The bill would put a series of regulations in place for executives making over NIS 3.5 million a year. Opposition members said it did not go far enough because it was limited to executives in financial firms and not all public firms.
If passed, the bill would require financial companies that pay more than the benchmark to set up special remuneration committees to approve salaries. It would also make salaries above the limit nondeductible from taxes.
“There is great significance in the debate over this bill and its passage, and thus it is an important social statement that is appropriate to [limit] the executive salaries,” committee chairman Moshe Gafni (UTJ) said.
“There is no problem in there being rich people, but it cannot be that there will be such extreme gaps between the executives that earn millions of shekels a year and the average worker and certainly minimum-wage earners,” he said.
Some argued that it did not go far enough.
“The bill, as it is, is unreasonable and illogical,” Meretz MK Zehava Galon said. “Of the 65 high-salary earners in the institutional bodies, the law will only be applicable to 27, and 38 will continue getting a very high salary.”
The law should be applicable to all public companies, she said.
Zionist Union MK Manuel Trajtenberg, an economist, said the cap was too high.
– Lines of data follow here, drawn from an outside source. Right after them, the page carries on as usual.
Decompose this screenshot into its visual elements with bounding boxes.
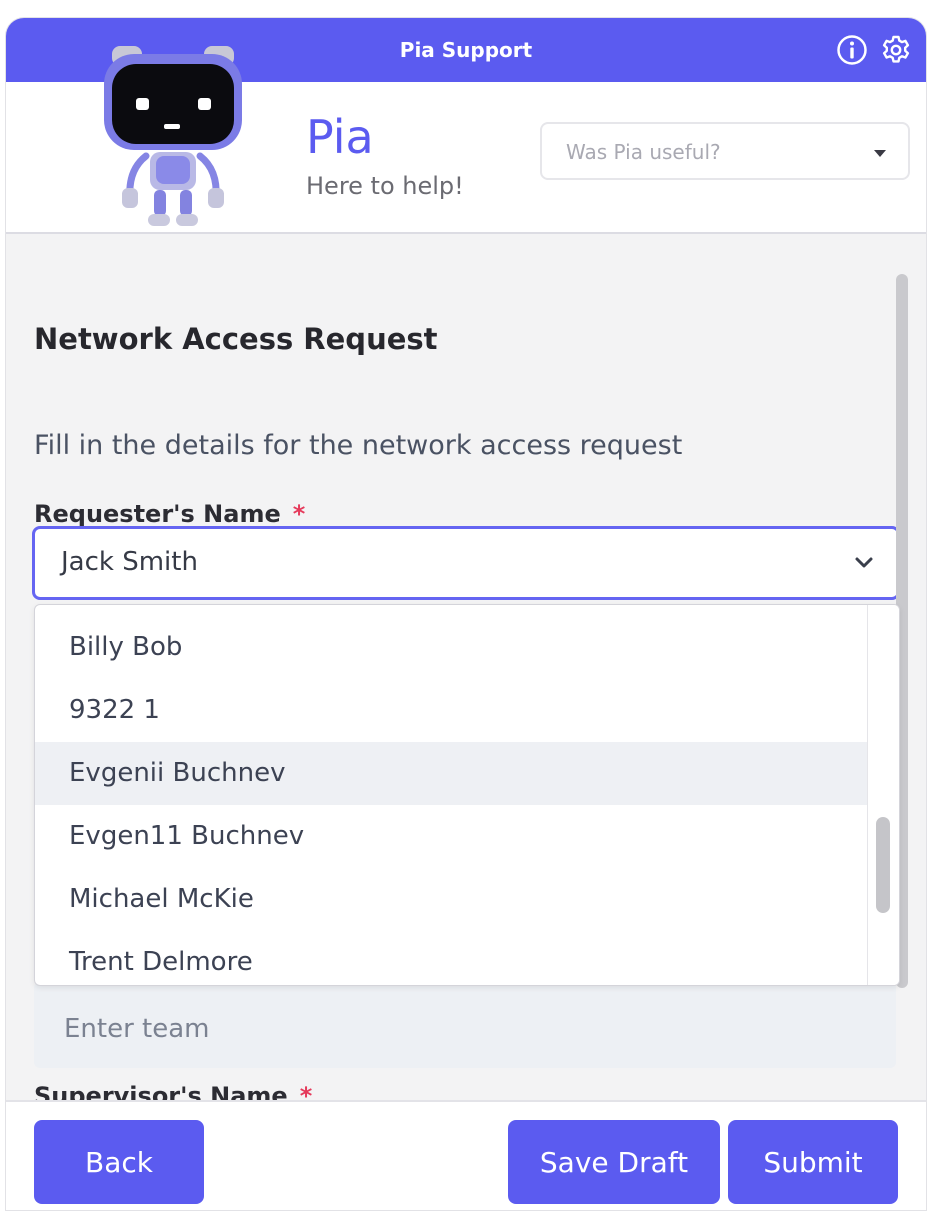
team-placeholder: Enter team bbox=[64, 1014, 210, 1044]
team-input[interactable]: Enter team bbox=[34, 982, 896, 1068]
form-description: Fill in the details for the network acce… bbox=[34, 430, 683, 461]
title-bar-icons bbox=[836, 34, 912, 66]
supervisor-name-label: Supervisor's Name * bbox=[34, 1082, 312, 1100]
requester-options-list: Billy Bob 9322 1 Evgenii Buchnev Evgen11… bbox=[34, 604, 900, 986]
option-trent-delmore[interactable]: Trent Delmore bbox=[35, 931, 867, 985]
submit-button[interactable]: Submit bbox=[728, 1120, 898, 1204]
option-billy-bob[interactable]: Billy Bob bbox=[35, 616, 867, 679]
assistant-tagline: Here to help! bbox=[306, 172, 464, 200]
gear-icon[interactable] bbox=[880, 34, 912, 66]
options-scrollbar-thumb[interactable] bbox=[876, 817, 890, 913]
assistant-name: Pia bbox=[306, 110, 374, 164]
option-evgenii-buchnev[interactable]: Evgenii Buchnev bbox=[35, 742, 867, 805]
required-marker: * bbox=[292, 500, 306, 528]
robot-avatar bbox=[98, 38, 248, 230]
feedback-placeholder: Was Pia useful? bbox=[566, 140, 721, 164]
feedback-select[interactable]: Was Pia useful? bbox=[540, 122, 910, 180]
option-evgen11-buchnev[interactable]: Evgen11 Buchnev bbox=[35, 805, 867, 868]
form-content: Network Access Request Fill in the detai… bbox=[6, 236, 926, 1100]
requester-name-label-text: Requester's Name bbox=[34, 500, 281, 528]
options-scrollbar-track[interactable] bbox=[867, 605, 899, 985]
save-draft-button[interactable]: Save Draft bbox=[508, 1120, 720, 1204]
back-button[interactable]: Back bbox=[34, 1120, 204, 1204]
requester-name-label: Requester's Name * bbox=[34, 500, 305, 528]
requester-name-value: Jack Smith bbox=[61, 547, 198, 577]
info-icon[interactable] bbox=[836, 34, 868, 66]
option-michael-mckie[interactable]: Michael McKie bbox=[35, 868, 867, 931]
assistant-header: Pia Here to help! Was Pia useful? bbox=[6, 46, 926, 234]
footer-actions: Back Save Draft Submit bbox=[6, 1100, 926, 1210]
requester-name-select[interactable]: Jack Smith bbox=[32, 526, 900, 600]
option-9322-1[interactable]: 9322 1 bbox=[35, 679, 867, 742]
required-marker: * bbox=[299, 1082, 313, 1100]
form-title: Network Access Request bbox=[34, 322, 438, 356]
support-window: Pia Support Pia Here to help! Was Pia us… bbox=[6, 18, 926, 1210]
caret-down-icon bbox=[874, 150, 886, 157]
window-title: Pia Support bbox=[399, 38, 533, 62]
chevron-down-icon bbox=[851, 549, 877, 575]
supervisor-name-label-text: Supervisor's Name bbox=[34, 1082, 288, 1100]
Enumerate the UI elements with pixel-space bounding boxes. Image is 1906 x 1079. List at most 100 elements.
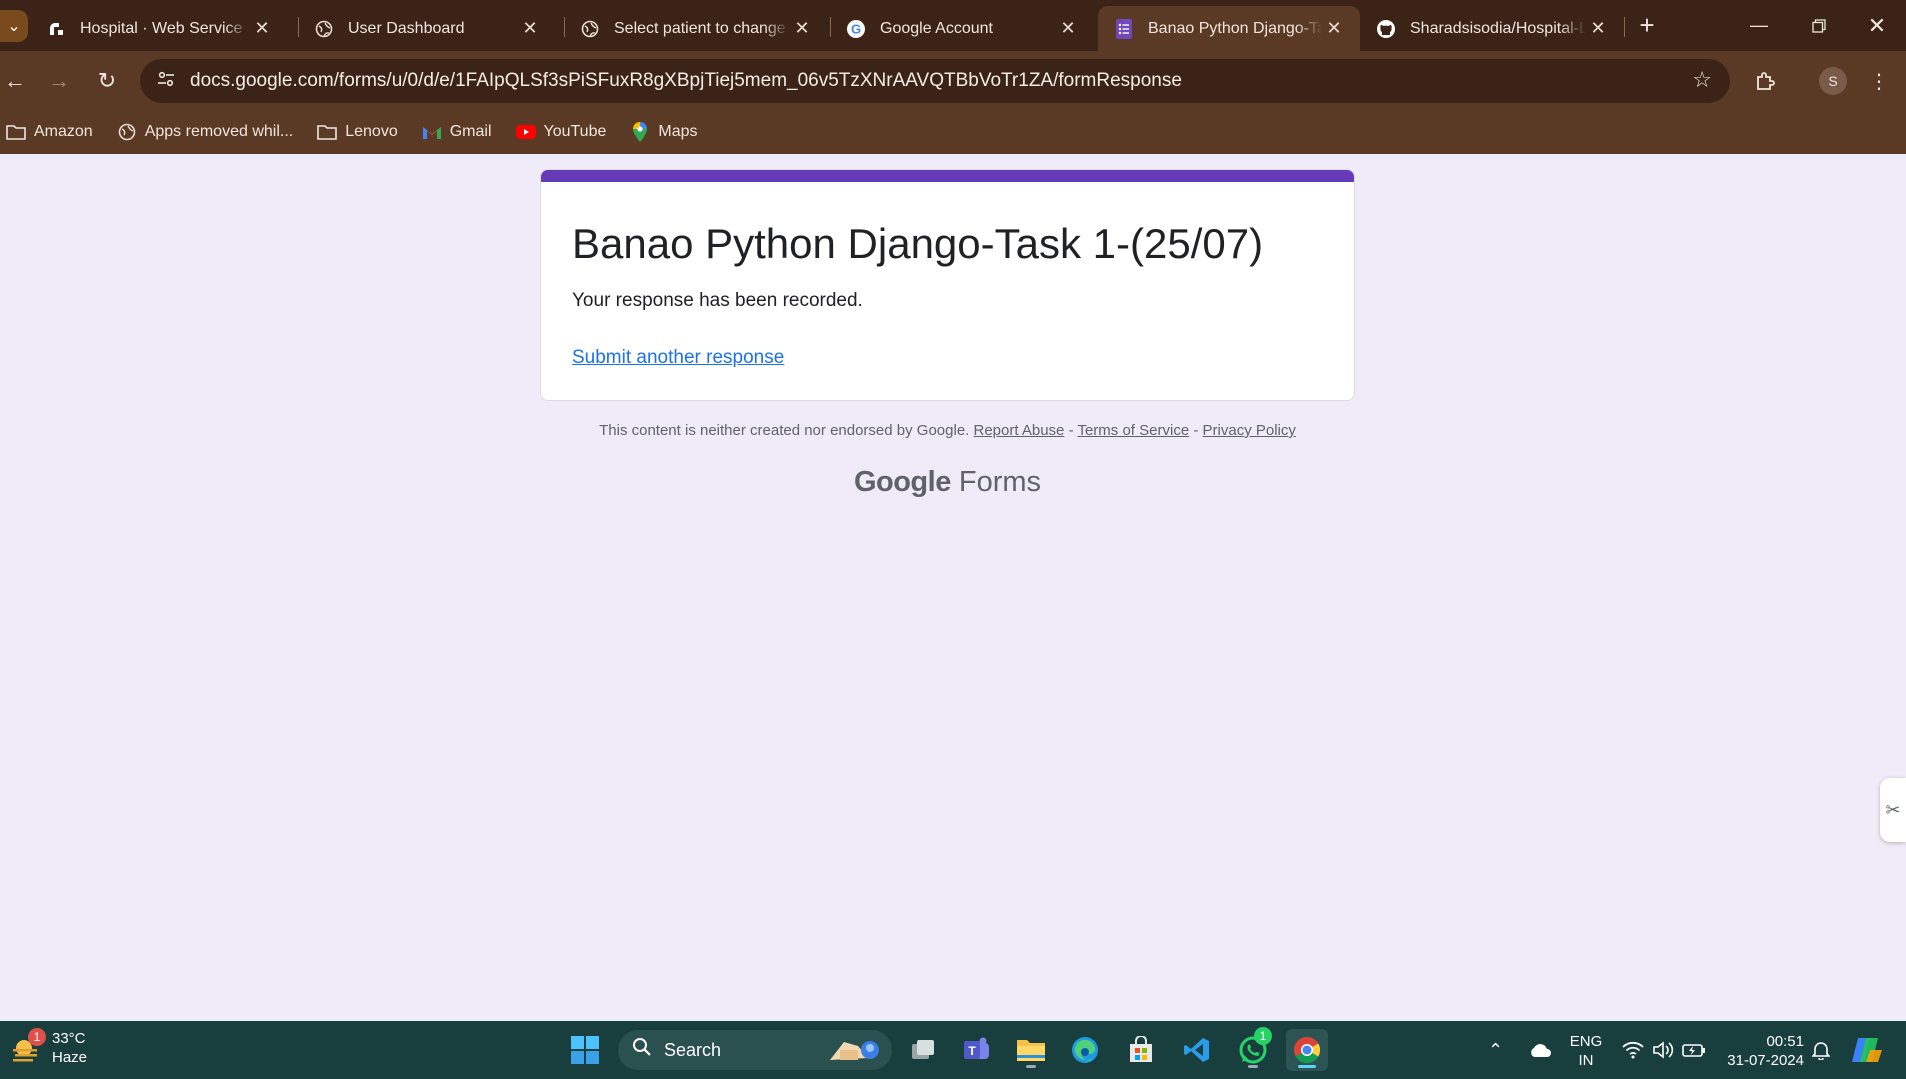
language-indicator[interactable]: ENG IN	[1566, 1032, 1606, 1070]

The NIS 3.5m. figure was meant to mirror similar laws applying to $1m.
salaries in the US, he said. Because the per capita GDP in Israel is just 60 percent that of the US, a more appropriate mirror for the $1m. cap abroad would be closer to NIS 2.3m., he said.
Trajtenberg proposed an additional tax for high earners.
A representative from the Institute of CPAs in Israel said the policy would punish people who own shares in the financial institutions because it would eat into profit margins.
The policy could also backfire as companies look for other ways to pad compensation. In the United States, then-president Bill Clinton enacted a similar policy in 1993 that put a deductibility cap on nonperformance- linked executive pay above $1m. The policy is thought to have ushered in an era of stock-based compensation, which ended up fattening overall compensation instead of slimming it down.
Gafni said the law would be put to a vote in the coming days.